U.S. Pat. No. 7,682,256 (Brace et al.) teaches a composite torque tube assembly wherein a metallic end fitting is provided with an external coupling region having a plurality of radially-protruding lugs spaced apart from one another to define channels in between rows of lugs. The channels are arranged to extend at an intended fiber wrap angle to directly receive the wound composite material to enhance torque transmission between the composite material and the end fitting. The lugs have abrupt transitions and/or sharp edges that may degrade the composite material where it interfaces with the end fitting. Moreover, torque transmission is distributed very unevenly among the lugs, with a leading lug in each row receiving most of the transmitted force. As a result, the torque tube assembly is prone to having a reduced service life.

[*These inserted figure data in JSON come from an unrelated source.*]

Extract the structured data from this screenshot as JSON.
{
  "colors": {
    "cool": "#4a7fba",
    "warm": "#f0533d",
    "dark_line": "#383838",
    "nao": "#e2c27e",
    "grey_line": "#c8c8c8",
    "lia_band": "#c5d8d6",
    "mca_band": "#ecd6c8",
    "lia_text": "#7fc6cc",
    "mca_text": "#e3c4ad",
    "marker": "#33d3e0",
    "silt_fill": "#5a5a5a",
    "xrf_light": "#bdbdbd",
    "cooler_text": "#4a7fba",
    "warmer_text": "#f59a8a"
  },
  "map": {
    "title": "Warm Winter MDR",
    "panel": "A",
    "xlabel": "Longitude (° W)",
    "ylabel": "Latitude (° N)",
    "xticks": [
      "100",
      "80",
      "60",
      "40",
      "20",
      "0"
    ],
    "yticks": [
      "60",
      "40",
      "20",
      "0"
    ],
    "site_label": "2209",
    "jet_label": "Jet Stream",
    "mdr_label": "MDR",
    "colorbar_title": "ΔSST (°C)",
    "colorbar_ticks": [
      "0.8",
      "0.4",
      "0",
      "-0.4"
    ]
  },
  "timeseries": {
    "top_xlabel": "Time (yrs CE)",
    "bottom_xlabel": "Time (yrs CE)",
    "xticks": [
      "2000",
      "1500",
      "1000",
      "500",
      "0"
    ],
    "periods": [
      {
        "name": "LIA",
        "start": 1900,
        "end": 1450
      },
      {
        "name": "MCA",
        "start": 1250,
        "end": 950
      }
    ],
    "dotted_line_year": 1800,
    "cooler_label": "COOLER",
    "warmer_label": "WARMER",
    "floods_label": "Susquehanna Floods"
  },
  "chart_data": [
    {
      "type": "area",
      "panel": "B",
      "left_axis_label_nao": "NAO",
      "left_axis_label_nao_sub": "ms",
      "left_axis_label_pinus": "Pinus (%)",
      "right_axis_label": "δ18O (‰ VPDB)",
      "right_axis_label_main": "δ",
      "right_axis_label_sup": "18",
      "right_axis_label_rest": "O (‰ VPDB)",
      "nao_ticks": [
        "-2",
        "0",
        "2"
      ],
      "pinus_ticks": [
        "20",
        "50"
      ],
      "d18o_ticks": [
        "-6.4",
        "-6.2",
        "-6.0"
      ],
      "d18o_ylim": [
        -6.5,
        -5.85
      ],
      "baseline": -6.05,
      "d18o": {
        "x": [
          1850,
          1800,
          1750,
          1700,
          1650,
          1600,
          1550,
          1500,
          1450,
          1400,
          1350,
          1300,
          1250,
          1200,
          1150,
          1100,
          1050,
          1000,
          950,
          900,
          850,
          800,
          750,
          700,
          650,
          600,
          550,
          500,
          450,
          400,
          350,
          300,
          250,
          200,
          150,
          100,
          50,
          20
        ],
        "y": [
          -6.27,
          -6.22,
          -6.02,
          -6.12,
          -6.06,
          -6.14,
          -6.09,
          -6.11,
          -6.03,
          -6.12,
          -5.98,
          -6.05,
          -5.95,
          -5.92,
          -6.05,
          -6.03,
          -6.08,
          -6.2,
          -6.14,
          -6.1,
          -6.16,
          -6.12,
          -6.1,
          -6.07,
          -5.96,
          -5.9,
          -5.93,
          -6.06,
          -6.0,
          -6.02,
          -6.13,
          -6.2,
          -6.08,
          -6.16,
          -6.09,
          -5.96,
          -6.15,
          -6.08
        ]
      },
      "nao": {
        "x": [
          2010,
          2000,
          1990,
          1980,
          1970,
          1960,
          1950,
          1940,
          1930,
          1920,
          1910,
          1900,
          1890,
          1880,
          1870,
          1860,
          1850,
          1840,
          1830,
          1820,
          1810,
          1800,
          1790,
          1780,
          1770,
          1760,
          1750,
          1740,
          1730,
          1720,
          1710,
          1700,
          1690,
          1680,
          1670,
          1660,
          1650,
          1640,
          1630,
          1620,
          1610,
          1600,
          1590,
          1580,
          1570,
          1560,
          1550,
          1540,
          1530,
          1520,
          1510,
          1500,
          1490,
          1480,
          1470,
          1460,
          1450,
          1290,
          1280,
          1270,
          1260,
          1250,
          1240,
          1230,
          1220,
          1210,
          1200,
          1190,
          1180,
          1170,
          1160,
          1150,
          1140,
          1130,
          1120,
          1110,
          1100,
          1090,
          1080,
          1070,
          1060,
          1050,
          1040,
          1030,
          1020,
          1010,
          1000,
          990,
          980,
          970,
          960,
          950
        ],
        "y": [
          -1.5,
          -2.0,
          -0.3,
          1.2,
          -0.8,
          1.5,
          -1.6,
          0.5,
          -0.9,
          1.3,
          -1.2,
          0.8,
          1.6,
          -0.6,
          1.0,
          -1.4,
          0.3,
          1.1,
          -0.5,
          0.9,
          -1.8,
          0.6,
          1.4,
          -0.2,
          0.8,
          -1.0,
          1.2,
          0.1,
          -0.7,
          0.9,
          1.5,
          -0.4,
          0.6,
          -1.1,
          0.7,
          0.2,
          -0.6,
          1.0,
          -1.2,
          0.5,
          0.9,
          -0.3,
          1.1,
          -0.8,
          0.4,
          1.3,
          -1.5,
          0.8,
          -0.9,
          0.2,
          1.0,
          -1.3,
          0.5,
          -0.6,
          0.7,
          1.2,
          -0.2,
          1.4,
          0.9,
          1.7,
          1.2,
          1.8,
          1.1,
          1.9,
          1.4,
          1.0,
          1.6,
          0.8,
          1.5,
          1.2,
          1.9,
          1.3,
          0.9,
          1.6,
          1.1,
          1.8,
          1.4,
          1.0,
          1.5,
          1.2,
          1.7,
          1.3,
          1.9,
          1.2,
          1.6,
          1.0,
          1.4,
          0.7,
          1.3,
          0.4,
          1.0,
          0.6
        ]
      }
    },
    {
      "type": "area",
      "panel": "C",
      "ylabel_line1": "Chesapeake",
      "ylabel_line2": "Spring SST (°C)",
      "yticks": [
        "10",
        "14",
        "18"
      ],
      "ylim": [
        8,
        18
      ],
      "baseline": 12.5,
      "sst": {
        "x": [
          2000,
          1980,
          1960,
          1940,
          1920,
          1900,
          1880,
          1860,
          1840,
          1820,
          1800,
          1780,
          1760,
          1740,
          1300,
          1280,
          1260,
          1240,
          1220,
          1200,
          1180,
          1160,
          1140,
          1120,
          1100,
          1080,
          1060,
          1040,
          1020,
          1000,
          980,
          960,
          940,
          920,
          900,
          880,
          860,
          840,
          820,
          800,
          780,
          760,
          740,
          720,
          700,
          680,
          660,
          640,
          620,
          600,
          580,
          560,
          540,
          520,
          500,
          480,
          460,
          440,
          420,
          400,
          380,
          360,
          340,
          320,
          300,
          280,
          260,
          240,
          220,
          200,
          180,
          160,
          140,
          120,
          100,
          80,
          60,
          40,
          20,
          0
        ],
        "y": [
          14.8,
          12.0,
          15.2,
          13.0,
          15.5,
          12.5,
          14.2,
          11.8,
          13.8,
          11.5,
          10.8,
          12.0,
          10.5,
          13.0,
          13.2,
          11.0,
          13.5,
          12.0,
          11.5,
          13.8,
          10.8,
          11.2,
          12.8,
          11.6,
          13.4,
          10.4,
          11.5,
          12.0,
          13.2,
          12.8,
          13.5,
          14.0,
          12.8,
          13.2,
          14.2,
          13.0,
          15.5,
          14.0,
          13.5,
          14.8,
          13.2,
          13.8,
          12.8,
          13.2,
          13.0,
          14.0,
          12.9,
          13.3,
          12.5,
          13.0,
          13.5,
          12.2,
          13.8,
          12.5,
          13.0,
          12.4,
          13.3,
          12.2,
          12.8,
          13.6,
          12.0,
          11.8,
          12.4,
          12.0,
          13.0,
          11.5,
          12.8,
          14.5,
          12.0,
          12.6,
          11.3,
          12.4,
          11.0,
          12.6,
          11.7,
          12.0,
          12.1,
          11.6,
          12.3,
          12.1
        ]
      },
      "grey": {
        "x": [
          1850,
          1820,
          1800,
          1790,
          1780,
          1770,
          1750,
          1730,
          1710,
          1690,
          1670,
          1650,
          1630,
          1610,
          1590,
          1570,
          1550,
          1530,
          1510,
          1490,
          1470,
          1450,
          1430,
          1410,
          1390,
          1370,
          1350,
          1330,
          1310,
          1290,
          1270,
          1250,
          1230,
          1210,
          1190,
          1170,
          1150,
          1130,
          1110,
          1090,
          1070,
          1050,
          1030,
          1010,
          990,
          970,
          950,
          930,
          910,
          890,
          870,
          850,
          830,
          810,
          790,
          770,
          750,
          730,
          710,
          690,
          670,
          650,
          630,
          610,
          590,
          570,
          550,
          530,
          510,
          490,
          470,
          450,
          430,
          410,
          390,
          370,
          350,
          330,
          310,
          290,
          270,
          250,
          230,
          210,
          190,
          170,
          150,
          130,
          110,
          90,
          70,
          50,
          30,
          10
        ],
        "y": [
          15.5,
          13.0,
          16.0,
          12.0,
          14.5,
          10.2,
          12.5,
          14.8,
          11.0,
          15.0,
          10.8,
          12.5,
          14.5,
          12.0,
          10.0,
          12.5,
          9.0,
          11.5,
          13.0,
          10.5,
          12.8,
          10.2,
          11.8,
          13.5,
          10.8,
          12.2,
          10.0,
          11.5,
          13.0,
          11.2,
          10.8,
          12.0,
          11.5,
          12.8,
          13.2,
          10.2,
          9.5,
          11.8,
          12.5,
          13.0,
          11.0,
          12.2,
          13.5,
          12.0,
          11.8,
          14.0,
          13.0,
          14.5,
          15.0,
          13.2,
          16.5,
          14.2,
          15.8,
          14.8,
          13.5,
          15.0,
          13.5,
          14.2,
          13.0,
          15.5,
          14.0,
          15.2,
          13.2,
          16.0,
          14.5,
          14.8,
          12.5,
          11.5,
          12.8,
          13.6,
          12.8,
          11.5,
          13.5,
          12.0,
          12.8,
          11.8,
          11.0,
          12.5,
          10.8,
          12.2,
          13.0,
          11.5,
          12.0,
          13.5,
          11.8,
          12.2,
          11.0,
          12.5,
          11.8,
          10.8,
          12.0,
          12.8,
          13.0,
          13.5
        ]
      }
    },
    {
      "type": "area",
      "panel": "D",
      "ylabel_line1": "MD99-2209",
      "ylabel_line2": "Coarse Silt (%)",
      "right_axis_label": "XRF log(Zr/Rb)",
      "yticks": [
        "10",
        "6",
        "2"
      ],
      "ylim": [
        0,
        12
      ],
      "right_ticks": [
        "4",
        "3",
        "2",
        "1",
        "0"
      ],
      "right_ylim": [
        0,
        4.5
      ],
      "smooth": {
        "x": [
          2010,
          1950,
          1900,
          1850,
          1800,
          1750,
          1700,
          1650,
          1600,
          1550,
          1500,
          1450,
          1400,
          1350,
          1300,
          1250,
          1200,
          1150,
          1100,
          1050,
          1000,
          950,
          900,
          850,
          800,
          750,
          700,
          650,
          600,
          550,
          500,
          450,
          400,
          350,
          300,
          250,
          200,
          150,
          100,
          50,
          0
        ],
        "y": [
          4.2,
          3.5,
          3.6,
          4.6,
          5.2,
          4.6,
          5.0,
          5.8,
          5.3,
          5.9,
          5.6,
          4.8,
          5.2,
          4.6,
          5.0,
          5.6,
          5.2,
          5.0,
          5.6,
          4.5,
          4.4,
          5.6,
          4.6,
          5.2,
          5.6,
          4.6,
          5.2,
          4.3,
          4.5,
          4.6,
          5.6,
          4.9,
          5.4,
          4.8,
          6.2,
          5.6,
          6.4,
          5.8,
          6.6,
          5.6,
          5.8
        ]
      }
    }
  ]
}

U.S. Pat. No. 7,874,925 (Dewhirst) describes a method of making a torque tube assembly by pressing an internally-splined end fitting onto an end region of a cured composite tube. The end region of the composite tube must be precision-machined to a predetermined diameter to provide a slight interference fit with the internally splined end fitting. An adhesive is introduced when the end fitting is pressed on to the composite tube to improve bonding. The process is expensive and requires significant operator skill to yield an acceptable end product.
U.S. Pat. No. 8,025,580 (Genot et al.) discloses a composite torque tube assembly having a metal fitting arranged fixedly around a portion of a composite tube. The metal fitting has a non-circular inner surface profile mating with a complementary outer surface profile of the composite tube in the region of the metal fitting. The portion of the composite tube surrounded by the metal fitting is manufactured directly inside the metal fitting by providing a fibrous preform inside the fitting and injecting a plastic, such as epoxy resin, into the fibrous preform to form a matrix. The manufacturing method does not involve winding uncured prepreg fiber tow over a mandrel.
What is needed is a composite torque tube assembly that is more economical to manufacture than known composite torque tube assemblies, yet meets specified performance requirements.